Bil… isn’t it realistic to think the Feds were looking at me in the same way, they viewed Michael? Perhaps, they thought I too was “in cohoots” with the Poway Mafia. Gotta admit – lots of connections (San Diego, Wells Fargo Bank, Shirlington Limo, Wilkes’s ongoing patronage of my business, Smoking Gun’s bizarre phone call to me in Germany). After several years of investigation though, they honestly had gotten ‘no where’ from what I have been able to ascertain. It is only my abnormal actions, in the summer of 2006, i.e. abrupt business closure, move to Europe, etc which I believe caused alarm and the rationale for the subsequent and sudden California trip. All this discussion about being a diversion is a little out there. Don’t you think? A bit too conspiratorial. I have found most things in life are rather simple, when you get right down to it. Yet, both Jason’s investigation and contacts and Waxman’s investigation and contacts are leading in the direction, that my case was part and parcel of the DOJ’s efforts, to prosecute selective targets verses any sort of garden variety screw up here. -Jeane

This relates back thematically (politically motivated prosecution) to a 12/23/2007 email, posted below for the public record, a primary historical document. My personal opinion is that Smoking Gun editor Bill Bastone was told by federal prosecutors--illegally, mind you--that Palfrey was somehow connected to a very specific corruption scandal emanating out of San Diego and Poway, California from just a few years ago. She had a property in Poway, Vallejo, and a condo in Florida. It sounds like she made more than the $2 million she and the government were claiming in court filings. Why would they all lie? In her case, exoneration, but what of the prosecutors? Perhaps it was the same for them.

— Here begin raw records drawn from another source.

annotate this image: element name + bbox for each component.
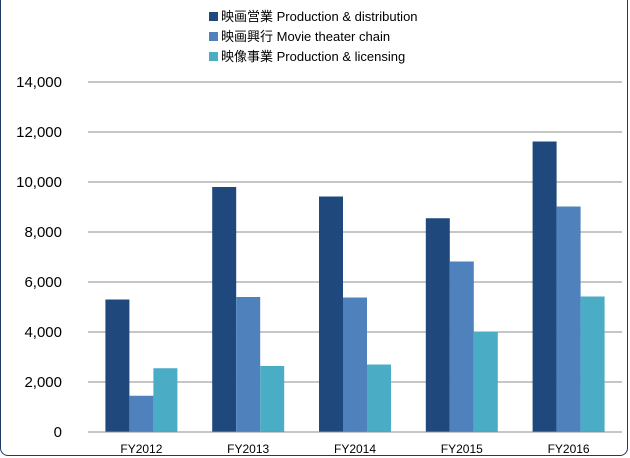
bar bbox=[319, 196, 343, 432]
legend-swatch bbox=[209, 12, 218, 21]
bar bbox=[260, 366, 285, 432]
y-axis-tick-labels: 0 2,000 4,000 6,000 8,000 10,000 12,000 14,000 bbox=[16, 74, 62, 441]
legend-label: 映画興行 Movie theater chain bbox=[221, 29, 390, 44]
y-tick-label: 14,000 bbox=[16, 74, 62, 91]
legend-label: 映像事業 Production & licensing bbox=[221, 49, 405, 64]
x-category-label: FY2013 bbox=[227, 442, 269, 456]
legend: 映画営業 Production & distribution 映画興行 Movie… bbox=[209, 9, 418, 64]
y-tick-label: 6,000 bbox=[24, 274, 62, 291]
y-tick-label: 0 bbox=[54, 424, 62, 441]
x-category-label: FY2016 bbox=[548, 442, 590, 456]
bar bbox=[236, 297, 261, 432]
legend-swatch bbox=[209, 32, 218, 41]
bar bbox=[580, 296, 605, 432]
x-category-label: FY2012 bbox=[120, 442, 162, 456]
bar bbox=[212, 187, 237, 432]
bar bbox=[367, 364, 391, 432]
bar bbox=[556, 206, 581, 432]
bar bbox=[473, 331, 498, 432]
bar bbox=[425, 218, 450, 432]
bar bbox=[449, 261, 474, 432]
x-axis-category-labels: FY2012 FY2013 FY2014 FY2015 FY2016 bbox=[120, 442, 590, 456]
bar bbox=[532, 141, 557, 432]
y-tick-label: 10,000 bbox=[16, 174, 62, 191]
x-category-label: FY2014 bbox=[334, 442, 376, 456]
bar bbox=[105, 299, 130, 432]
y-tick-label: 2,000 bbox=[24, 374, 62, 391]
bar bbox=[343, 297, 367, 432]
y-tick-label: 4,000 bbox=[24, 324, 62, 341]
legend-label: 映画営業 Production & distribution bbox=[221, 9, 418, 24]
bars bbox=[105, 141, 605, 432]
bar bbox=[153, 368, 178, 432]
legend-swatch bbox=[209, 52, 218, 61]
bar bbox=[129, 395, 154, 432]
y-tick-label: 8,000 bbox=[24, 224, 62, 241]
x-category-label: FY2015 bbox=[441, 442, 483, 456]
y-tick-label: 12,000 bbox=[16, 124, 62, 141]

They also leaked an unsigned warrant to him, also illegal, but nothing's illegal for some of us it seems. From the December 23, 2007 email:

Blair… if you ever doubt that my case is politically motivated OR simply “can’t go there” with the mounting circumstantial evidence of selective prosecution, I would ask that you read the highlighted portion below in particular, from Bil earlier today. Never forgot that son-of-a bitch, Bill Bastone’s first question to me in Germany, just days after the warrant was executed on my property had to do with Cunningham and Bastone’s insistence that I professionally knew the “Dukester”; this, despite my continued statements to the contrary. -Jeane

I have no reason to think that Palfrey was lying about the Smoking Gun's editor Bill Bastone and his statements directed at her that she was part of the scandal surrounding convicted GOP Rep. Randy "Duke" Cunningham, now residing in a federal penitentiary for taking bribes, gifts, and sexual favors. Someone told him this, and that someone was probably part of the investigation and the prosecution, probably the someone who was directing the whole puppet show.

These bribes were given to former representative Cunningham for his votes on specific legislation and appropriations that went directly to convicted government contractor, Brent R. Wilkes and others like former number three man at the CIA, Kyle "Dusty" Foggo. With nicknames like these, you'd think you were dealing with the mafia, but what's the difference? Do you think Cunningham's alone in this, taking bribes, bedding prostitutes for his vote? Nah, me either.

By the way: ever see that crappy 80s movie, "Top Gun"? That was "based" on Cunningham's experiences as a combat fighter pilot during the Vietnam War. You can get it in blow-out at Walmart now for around $5. Cunningham wasn't exactly a hero in Vietnam either, but that's another story altogether. What he is now is a convicted felon who even has other more pressing problems. From some of the public statements made during his criminal proceedings, it sounds like he couldn't always get-it-up, but that's politics for you. Cunningham's a good metaphor for American-style politics and capitalism, meaning corrupt, embarrassing, delusional, and impotent. Except that it's not a metaphor.